Data Lake helps avoid detrimental data getting your data lakes by implementing the capability to define the schema and help execute it. It restricts data corruption by blocking the faulty data to get toward the system even before the data is ingested to the data lake by giving reasonable failure messages.
Data versioning allows rollbacks, full past audit trails, and reproducible machine learning practices while using Delta Lake.
Upserts and deletes
Delta Lake architecture supports merge, update and delete operations to enable complex use cases like change-data-capture, slowly-changing-dimension (SCD) operations, streaming upserts, and so on.
The solution to the “Data Lake dilemma” is to adopt Delta Lake. How?
Delta Lake Transaction Log
Delta lake transaction logs, also known as delta log. It is an ordered record of all transactions that have been performed on the delta lake table since its creation. Use of transaction log: 1. To allow various users to read and write to the given table at the same time. It shows the correct view of data to users. It tracks all changes that users make to the table. 2. it implements atomicity on delta lake, it keeps watching on transactions performed on your delta lake either complete fully or not complete at all. Delta lake offers a guarantee of atomicity with the help of a transaction mechanism. It also works as a single source of truth
Transaction Log Working and atomic commits
- Delta Lake automatically generates checkpoint files every ten commits. the checkpoint file saves the current state of the data in parquet format, which is easy for the spark to read quickly.
- Delta Lake is built on top of apache-spark, so multiple users cannot modify a table at once to handle this problem delta lake employs optimistic concurrency control when we need the same pieces of data at a time, that there’s a conflict and that’s optimistic concurrency control.
- Solving Conflicts Optimistically
Delta Lake Schema Enforcement
Schema enforcement also is known as schema validation. Delta Lake architecture ensures data quality by matching data to be written on the table. If the data’s schema is not matching with the table’s schema then it rejects the data. Like the front desk manager in some busy restaurant that only accepts reservations. Schema enforcement is a great tool. It works as a gatekeeper. It was enforced to those tables that directly feed to ML Algorithms, BI dashboards, Data Visualization Tools, and a production system that required strongly typed and semantic data.

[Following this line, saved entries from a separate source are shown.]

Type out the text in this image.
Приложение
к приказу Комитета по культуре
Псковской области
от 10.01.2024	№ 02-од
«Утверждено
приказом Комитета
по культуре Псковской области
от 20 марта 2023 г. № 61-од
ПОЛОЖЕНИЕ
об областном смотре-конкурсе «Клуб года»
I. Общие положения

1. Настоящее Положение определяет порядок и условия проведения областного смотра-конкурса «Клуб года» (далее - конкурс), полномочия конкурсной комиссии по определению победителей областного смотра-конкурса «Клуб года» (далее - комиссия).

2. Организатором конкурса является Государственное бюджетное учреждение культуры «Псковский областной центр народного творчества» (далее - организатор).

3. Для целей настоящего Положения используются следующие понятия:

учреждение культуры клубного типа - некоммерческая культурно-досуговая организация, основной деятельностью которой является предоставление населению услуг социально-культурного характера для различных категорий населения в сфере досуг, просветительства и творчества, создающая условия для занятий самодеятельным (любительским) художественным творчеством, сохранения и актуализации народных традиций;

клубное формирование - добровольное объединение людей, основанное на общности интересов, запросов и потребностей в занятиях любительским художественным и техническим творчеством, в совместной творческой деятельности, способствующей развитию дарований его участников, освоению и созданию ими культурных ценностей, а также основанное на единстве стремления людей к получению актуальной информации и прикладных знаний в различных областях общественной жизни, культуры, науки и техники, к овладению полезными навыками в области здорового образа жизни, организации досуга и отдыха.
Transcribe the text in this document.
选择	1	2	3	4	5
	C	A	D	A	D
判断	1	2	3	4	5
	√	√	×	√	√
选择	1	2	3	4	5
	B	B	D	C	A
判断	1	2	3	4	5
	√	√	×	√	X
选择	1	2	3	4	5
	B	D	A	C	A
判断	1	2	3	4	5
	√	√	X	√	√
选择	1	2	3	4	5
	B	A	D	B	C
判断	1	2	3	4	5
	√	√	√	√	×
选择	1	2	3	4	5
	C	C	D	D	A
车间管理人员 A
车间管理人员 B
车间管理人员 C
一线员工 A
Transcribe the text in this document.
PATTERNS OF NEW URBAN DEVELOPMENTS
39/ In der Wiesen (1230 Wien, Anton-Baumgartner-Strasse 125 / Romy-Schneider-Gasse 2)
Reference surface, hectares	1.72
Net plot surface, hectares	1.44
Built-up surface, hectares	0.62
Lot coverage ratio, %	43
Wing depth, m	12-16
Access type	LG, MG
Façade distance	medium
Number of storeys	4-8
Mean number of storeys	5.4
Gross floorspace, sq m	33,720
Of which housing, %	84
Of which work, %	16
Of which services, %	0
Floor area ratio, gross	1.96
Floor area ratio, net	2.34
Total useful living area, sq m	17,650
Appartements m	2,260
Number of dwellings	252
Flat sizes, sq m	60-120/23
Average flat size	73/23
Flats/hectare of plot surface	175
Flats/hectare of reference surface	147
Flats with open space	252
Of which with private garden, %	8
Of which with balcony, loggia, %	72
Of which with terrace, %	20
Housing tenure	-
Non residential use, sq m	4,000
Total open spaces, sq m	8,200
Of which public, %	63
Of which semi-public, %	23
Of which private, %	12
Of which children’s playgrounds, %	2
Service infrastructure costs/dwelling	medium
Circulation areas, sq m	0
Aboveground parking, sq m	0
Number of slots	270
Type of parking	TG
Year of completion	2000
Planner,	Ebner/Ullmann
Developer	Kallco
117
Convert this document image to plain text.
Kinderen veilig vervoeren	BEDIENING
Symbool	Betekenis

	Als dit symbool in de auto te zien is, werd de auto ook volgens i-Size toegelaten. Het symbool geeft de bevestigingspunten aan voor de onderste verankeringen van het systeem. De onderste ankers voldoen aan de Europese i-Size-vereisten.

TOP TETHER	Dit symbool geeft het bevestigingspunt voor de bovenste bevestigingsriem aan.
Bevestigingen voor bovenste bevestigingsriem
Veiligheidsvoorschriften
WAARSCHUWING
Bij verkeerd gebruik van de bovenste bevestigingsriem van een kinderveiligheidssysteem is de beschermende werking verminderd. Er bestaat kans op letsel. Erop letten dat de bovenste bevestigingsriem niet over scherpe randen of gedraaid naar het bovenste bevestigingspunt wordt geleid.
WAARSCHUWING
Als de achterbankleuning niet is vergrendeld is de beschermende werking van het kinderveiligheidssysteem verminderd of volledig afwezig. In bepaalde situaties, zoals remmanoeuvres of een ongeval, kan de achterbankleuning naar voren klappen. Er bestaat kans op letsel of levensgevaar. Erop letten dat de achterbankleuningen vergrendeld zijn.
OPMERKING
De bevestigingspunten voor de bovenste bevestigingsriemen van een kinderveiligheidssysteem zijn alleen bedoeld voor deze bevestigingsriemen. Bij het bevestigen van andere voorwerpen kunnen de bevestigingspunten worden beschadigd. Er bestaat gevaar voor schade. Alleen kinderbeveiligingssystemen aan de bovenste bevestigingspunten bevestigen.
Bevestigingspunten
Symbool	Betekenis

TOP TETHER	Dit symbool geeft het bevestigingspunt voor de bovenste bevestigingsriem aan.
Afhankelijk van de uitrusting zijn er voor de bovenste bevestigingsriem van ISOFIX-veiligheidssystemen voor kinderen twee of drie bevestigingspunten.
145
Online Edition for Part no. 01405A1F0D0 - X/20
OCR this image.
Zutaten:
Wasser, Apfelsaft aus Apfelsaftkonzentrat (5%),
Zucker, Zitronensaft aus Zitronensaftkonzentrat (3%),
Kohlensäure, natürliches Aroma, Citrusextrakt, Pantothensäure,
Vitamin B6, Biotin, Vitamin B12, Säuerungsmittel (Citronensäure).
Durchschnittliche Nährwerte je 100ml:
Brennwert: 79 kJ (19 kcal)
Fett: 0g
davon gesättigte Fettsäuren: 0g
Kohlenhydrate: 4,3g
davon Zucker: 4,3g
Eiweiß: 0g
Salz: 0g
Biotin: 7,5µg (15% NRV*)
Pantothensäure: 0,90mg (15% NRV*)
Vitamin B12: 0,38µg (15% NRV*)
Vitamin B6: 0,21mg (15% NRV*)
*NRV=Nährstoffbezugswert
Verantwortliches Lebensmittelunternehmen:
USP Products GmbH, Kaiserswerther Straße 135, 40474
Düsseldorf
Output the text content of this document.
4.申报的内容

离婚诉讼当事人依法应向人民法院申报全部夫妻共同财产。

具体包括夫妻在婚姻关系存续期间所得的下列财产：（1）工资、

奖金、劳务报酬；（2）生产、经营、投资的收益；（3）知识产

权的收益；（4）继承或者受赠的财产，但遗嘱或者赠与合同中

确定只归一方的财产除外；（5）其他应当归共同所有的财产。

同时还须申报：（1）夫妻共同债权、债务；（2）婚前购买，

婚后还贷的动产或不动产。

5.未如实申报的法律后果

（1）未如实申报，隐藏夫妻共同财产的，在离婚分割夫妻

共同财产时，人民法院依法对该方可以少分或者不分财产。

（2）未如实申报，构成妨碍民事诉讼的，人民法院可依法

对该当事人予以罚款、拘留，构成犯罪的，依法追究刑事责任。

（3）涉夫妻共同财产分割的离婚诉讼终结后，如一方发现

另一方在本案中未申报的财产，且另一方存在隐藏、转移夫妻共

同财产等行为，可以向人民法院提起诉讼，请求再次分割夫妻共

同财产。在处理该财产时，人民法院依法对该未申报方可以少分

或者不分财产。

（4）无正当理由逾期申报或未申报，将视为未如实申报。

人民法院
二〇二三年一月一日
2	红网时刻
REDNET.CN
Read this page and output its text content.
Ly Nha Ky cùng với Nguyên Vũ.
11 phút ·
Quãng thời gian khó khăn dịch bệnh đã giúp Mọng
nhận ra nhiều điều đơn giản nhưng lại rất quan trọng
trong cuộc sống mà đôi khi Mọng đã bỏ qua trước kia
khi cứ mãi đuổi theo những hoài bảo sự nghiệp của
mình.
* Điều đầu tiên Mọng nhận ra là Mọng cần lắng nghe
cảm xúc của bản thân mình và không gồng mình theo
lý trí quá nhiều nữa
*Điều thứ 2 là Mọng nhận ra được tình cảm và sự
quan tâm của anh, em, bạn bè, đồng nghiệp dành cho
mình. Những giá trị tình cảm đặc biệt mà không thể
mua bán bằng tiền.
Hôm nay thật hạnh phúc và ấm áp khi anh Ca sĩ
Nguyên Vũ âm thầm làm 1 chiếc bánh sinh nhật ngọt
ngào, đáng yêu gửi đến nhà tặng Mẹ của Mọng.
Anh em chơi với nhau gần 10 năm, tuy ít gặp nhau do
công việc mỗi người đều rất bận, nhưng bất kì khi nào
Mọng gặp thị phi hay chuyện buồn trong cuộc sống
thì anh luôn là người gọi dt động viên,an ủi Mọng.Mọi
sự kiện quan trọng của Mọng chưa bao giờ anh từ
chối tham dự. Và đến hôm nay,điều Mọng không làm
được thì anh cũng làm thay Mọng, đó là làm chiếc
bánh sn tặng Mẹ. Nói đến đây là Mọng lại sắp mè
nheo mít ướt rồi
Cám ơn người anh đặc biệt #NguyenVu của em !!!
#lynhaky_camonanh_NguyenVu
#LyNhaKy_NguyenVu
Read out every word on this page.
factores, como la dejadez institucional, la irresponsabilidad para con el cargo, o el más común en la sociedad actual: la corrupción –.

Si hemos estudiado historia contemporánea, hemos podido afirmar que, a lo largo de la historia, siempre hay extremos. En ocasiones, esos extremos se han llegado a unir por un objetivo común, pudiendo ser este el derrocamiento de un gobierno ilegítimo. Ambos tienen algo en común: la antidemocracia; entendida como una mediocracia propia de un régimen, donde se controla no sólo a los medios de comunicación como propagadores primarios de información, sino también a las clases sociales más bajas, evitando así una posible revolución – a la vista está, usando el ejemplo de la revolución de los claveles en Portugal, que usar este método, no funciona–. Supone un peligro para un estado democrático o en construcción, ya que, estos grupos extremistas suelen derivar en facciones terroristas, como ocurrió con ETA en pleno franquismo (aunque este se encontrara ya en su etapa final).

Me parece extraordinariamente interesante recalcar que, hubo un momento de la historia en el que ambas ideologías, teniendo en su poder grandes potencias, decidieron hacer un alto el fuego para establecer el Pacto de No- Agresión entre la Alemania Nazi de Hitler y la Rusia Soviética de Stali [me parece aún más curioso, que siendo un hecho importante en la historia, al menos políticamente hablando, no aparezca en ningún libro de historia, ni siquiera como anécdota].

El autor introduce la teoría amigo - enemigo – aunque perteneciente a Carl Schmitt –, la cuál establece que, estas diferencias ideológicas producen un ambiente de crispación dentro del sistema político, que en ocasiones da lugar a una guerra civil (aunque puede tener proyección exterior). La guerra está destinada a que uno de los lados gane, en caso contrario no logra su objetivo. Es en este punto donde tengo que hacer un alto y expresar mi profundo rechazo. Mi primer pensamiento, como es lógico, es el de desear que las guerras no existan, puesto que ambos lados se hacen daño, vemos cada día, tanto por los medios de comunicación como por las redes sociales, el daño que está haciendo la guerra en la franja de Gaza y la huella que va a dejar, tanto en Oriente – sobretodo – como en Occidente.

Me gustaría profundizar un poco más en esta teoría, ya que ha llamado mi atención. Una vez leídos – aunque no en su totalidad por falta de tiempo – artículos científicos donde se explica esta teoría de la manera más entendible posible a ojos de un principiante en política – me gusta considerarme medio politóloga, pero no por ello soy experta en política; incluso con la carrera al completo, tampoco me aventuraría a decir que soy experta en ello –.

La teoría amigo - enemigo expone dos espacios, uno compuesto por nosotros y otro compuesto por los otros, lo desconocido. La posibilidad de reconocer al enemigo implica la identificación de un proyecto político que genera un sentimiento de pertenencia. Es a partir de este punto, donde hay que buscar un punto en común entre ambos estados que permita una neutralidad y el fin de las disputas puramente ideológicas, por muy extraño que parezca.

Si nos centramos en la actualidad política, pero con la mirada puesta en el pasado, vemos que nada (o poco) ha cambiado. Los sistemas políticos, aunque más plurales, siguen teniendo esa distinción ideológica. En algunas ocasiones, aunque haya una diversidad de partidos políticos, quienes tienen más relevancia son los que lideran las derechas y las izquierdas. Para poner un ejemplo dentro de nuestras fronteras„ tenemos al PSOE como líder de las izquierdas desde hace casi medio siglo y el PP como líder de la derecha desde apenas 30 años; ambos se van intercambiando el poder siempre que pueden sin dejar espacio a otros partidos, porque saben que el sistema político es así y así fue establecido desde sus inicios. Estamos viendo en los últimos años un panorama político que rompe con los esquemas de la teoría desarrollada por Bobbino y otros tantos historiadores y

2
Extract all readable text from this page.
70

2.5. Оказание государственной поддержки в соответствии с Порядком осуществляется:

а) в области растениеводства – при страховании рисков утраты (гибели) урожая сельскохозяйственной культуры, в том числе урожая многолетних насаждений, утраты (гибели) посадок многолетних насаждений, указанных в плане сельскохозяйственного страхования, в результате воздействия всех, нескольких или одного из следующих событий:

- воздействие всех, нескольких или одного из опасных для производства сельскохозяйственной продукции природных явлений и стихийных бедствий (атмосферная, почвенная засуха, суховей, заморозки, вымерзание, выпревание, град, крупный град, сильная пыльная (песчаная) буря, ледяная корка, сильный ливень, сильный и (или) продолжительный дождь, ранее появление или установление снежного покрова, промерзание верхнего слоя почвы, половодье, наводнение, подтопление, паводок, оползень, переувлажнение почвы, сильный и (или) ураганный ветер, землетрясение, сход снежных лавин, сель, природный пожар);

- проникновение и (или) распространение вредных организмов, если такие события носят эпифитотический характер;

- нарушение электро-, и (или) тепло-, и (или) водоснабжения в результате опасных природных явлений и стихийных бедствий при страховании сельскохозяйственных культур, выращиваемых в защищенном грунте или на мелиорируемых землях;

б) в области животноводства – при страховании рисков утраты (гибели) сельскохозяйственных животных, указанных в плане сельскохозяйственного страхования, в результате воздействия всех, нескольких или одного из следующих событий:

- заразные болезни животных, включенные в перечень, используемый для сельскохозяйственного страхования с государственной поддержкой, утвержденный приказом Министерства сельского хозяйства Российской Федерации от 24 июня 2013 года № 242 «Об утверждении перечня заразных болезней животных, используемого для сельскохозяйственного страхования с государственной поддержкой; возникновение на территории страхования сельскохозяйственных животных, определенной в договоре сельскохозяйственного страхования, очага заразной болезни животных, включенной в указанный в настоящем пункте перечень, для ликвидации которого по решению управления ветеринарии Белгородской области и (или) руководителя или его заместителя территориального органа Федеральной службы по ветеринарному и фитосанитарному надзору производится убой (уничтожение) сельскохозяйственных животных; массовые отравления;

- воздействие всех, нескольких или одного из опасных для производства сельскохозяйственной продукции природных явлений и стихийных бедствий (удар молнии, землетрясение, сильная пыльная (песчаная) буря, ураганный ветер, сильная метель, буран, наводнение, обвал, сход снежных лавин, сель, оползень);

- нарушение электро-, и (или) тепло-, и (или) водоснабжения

Schema evolution is a feature that allows users to change tables current Schema easily, mostly used when we are performing append or overwrite operations. It can be used at any time when you want to intend to change the table schema. After all, it is not hard to add a new column.
Delta Time Travel for Data Lakes
There is a new feature titled time travel capability. The next-generation unified analytics engine is made at the top of the apache-spark. Delta automatically versions all big data stored in Delta Lake. You can access any version of the data. Delta Lake architecture simplifies the Data pipeline by making it easy to change and roll back data in any case of wicked writes. You can access versions of data in two different ways.
- Using timestamp – You can provide the timestamp or date string as an option to the DataFrame reader
- Using a version number – In Delta, every writer has a version number, and one can use it to travel back in time as well.
As the business issues and requirements grow over time, so does the structure of data. But, with the help of Delta Lake, incorporating new dimensions become easy as the data changes. Delta lakes are making data lakes’ performance better, more reliable, and easy to manage. Therefore, accelerate the quality of the data lake with a safe and scalable cloud service.